Öncelikle davet edilen kişi hakkında iyi bir araştırma yapılması gerekir.
Mesela bana, “Sayın Olcay Akkent ve Eşi” diye bir davetiye gönderilmemelidir.
Eğer gönderilirse çok ayıp olur.
Çünkü benim evli olmadığımı bana davetiye gönderen kişi kesinlikle bilmeli, bunu bilmek için de: zaman harcaması, emek vermesi, işi ciddiye alması, sağlıklı bir davetli listesi hazırlaması, bu listeyi sık sık kontrol etmesi, ve güncelleştirmesi gerekmektedir.
Yabancı büyükelçiliklerin ve uluslararası kuruluşların merkezi olan Ankara’da, bir zamanlar, bu bilinirdi.
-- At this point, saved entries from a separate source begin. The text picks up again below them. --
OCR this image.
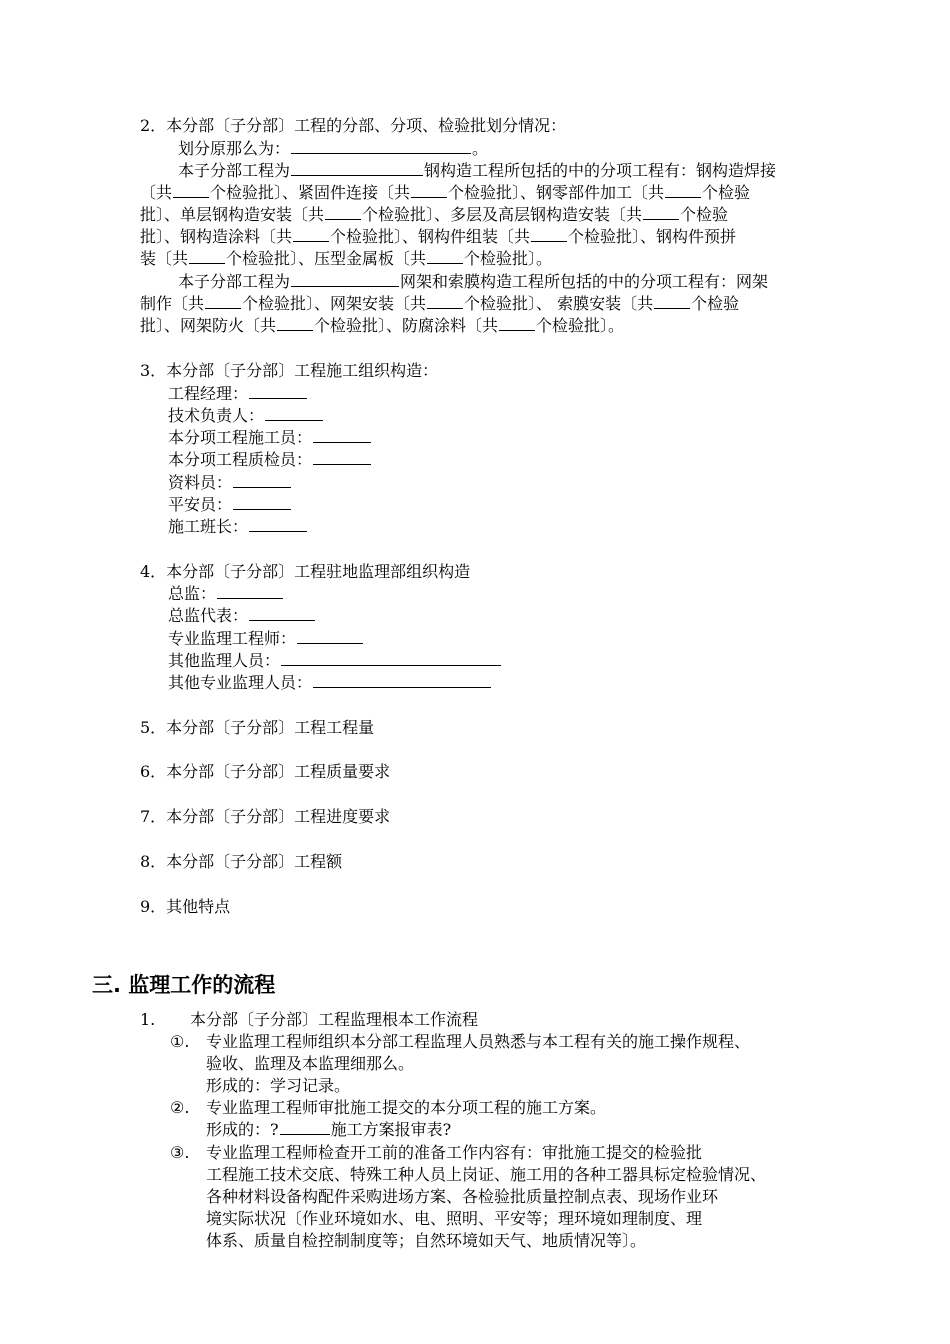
2．本分部〔子分部〕工程的分部、分项、检验批划分情况：
划分原那么为：	。
本子分部工程为	钢构造工程所包括的中的分项工程有：钢构造焊接
〔共 个检验批〕、紧固件连接〔共 个检验批〕、钢零部件加工〔共 个检验
批〕、单层钢构造安装〔共 个检验批〕、多层及高层钢构造安装〔共 个检验
批〕、钢构造涂料〔共 个检验批〕、钢构件组装〔共 个检验批〕、钢构件预拼
装〔共 个检验批〕、压型金属板〔共 个检验批〕。
本子分部工程为	网架和索膜构造工程所包括的中的分项工程有：网架
制作〔共 个检验批〕、网架安装〔共 个检验批〕、 索膜安装〔共 个检验
批〕、网架防火〔共 个检验批〕、防腐涂料〔共 个检验批〕。
3．本分部〔子分部〕工程施工组织构造：
工程经理：
技术负责人：
本分项工程施工员：
本分项工程质检员：
资料员：
平安员：
施工班长：
4．本分部〔子分部〕工程驻地监理部组织构造
总监：
总监代表：
专业监理工程师：
其他监理人员：
其他专业监理人员：
5．本分部〔子分部〕工程工程量
6．本分部〔子分部〕工程质量要求
7．本分部〔子分部〕工程进度要求
8．本分部〔子分部〕工程额
9．其他特点
三. 监理工作的流程
1. 本分部〔子分部〕工程监理根本工作流程
①. 专业监理工程师组织本分部工程监理人员熟悉与本工程有关的施工操作规程、
验收、监理及本监理细那么。
形成的：学习记录。
②. 专业监理工程师审批施工提交的本分项工程的施工方案。
形成的：?	施工方案报审表?
③. 专业监理工程师检查开工前的准备工作内容有：审批施工提交的检验批
工程施工技术交底、特殊工种人员上岗证、施工用的各种工器具标定检验情况、
各种材料设备构配件采购进场方案、各检验批质量控制点表、现场作业环
境实际状况〔作业环境如水、电、照明、平安等；理环境如理制度、理
体系、质量自检控制制度等；自然环境如天气、地质情况等〕。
Hem de iyi bilinirdi.
***
Zarfın üzeri gibi davetiye de, “Bay ve Bayan ……………. “ olarak yazılır.
Bu değişmez bir kaidedir.
Çünkü kadın soyadını kocasından alır ve kocasının soyadı ile anılır.
***
1983’te İstanbul’un özel sektöründe çalışmaya başladığımda beni en çok şaşırtan konulardan biri de önce kadının adının, sonra erkeğin adının ve daha sonra da soyadlarının yazıldığı olmuştu.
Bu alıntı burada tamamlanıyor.